Case Law Heritagewest Fed. Credit Union Fka Tooele Fed. Credit Union v. Workman

Heritagewest Fed. Credit Union Fka Tooele Fed. Credit Union v. Workman

Document Cited Authorities (8) Cited in Related
MEMORANDUM DECISION

(Not For Official Publication)

Third District, Salt Lake Department, 100900031 The Honorable Robin W. Reese

Attorneys: Douglas R. Short, Johnathan M. Duncan, and Reef R. Pace, Salt Lake City, for Appellant

Darwin H. Bingham and Ben A. Picklesimer, Salt Lake City, for Appellee

Before Judges McHugh, Voros, and Christiansen.

PER CURIAM:

Scott D. Workman appeals the district court's July 12, 2010 judgment. This matter is before the court on a sua sponte motion for summary disposition. We affirm.

As a general rule, "claims not raised before the trial court may not be raised on appeal." State v. Holgate, 2000 UT 74, ¶ 11, 10 P.3d 346. This preservation rule applies to "every claim, including constitutional questions, unless a litigant demonstrates that 'exceptional circumstances' exist or 'plain error' occurred." Id. In order to preserve an issue for appeal, a party "must enter an objection on the record that is both timely and specific." State v. Rangel, 866 P.2d 607, 611 (Utah Ct. App. 1993). "The objection must 'be specific enough to give the trial court notice of the very error' of which [the party] complains." State v. Bryant, 965 P.2d 539, 546 (Utah Ct. App. 1998); see also Holman v. Callister, Duncan & Nebeker, 905 P.2d 895, 899 (Utah Ct. App. 1995) (a litigant's failure to raise an issue with the district court fails to preserve the claim for appeal).

On April 14, 2010, Heritagewest Federal Credit Union (Credit Union) filed a motion for summary judgment. Workman failed to oppose the motion for summary judgment. On June 11, 2010, the district court granted Credit Union's motion for summary judgment, noting that Workman failed to oppose the motion. Because Workman failed to oppose the motion for summary judgment, this court cannot reach his challenges to the order granting summary judgment as such claims were not preserved. See id. Workman also fails to demonstrate that plain error or exceptional circumstances excuse his failure to preserve his claims.
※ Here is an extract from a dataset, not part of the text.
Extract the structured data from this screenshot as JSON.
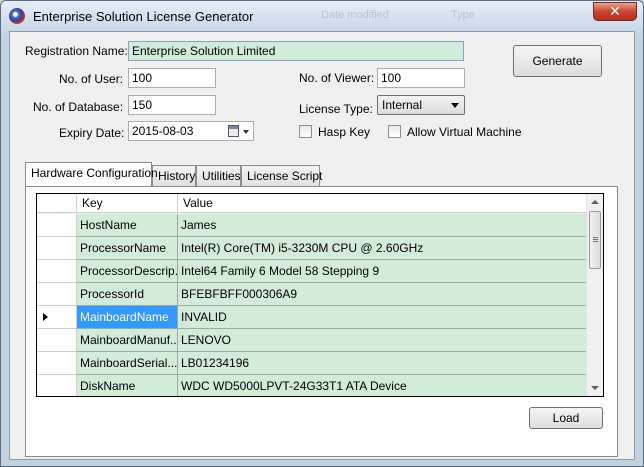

Because Workman failed to preserve his challenges to the order granting summary judgment, we decline to address them.

Workman next asserts that the "judgment is void" because he was deprived of due process when Credit Union submitted its proposed judgment before the objection period had elapsed for Workman to challenge the form of the proposed judgment under rule 7(f)(2) of the Utah Rules of Civil Procedure. This court has previously determined that "nothing in rule 7(f)(2) requires the trial court to wait for a party's objection period prior to signing a proposed judgment or order." Henshaw v. Estate of King, 2007 Utah App 378, ¶ 25, 173 P.3d 876. "To the contrary, Utah case law indicates that the rules pertaining to the entry of proposed judgments and orders are binding only on the litigants and not the trial court." Id. Rule 7(f)(2) "places no restrictions on when the trial court may sign a proposed judgment or order." Id.

Furthermore, the essential elements of due process mandate that a person whose rights are to be affected by court action must be given adequate notice and an opportunity to have the court review an issue. See Chen v. Stewart, 2004 UT 82, ¶ 68, 100 P.3d 1177. Workman was given adequate notice and opportunity to oppose the motion for summary judgment and the award of attorney fees and costs. Workman fails to demonstrate that he was prejudiced by the submission of the proposed judgment prior to the expiration of the objection period or that he was denied due process. Thus, we cannot say that the district court erred by entering the proposed judgment before the expiration of the objection period under rule 7(f)(2).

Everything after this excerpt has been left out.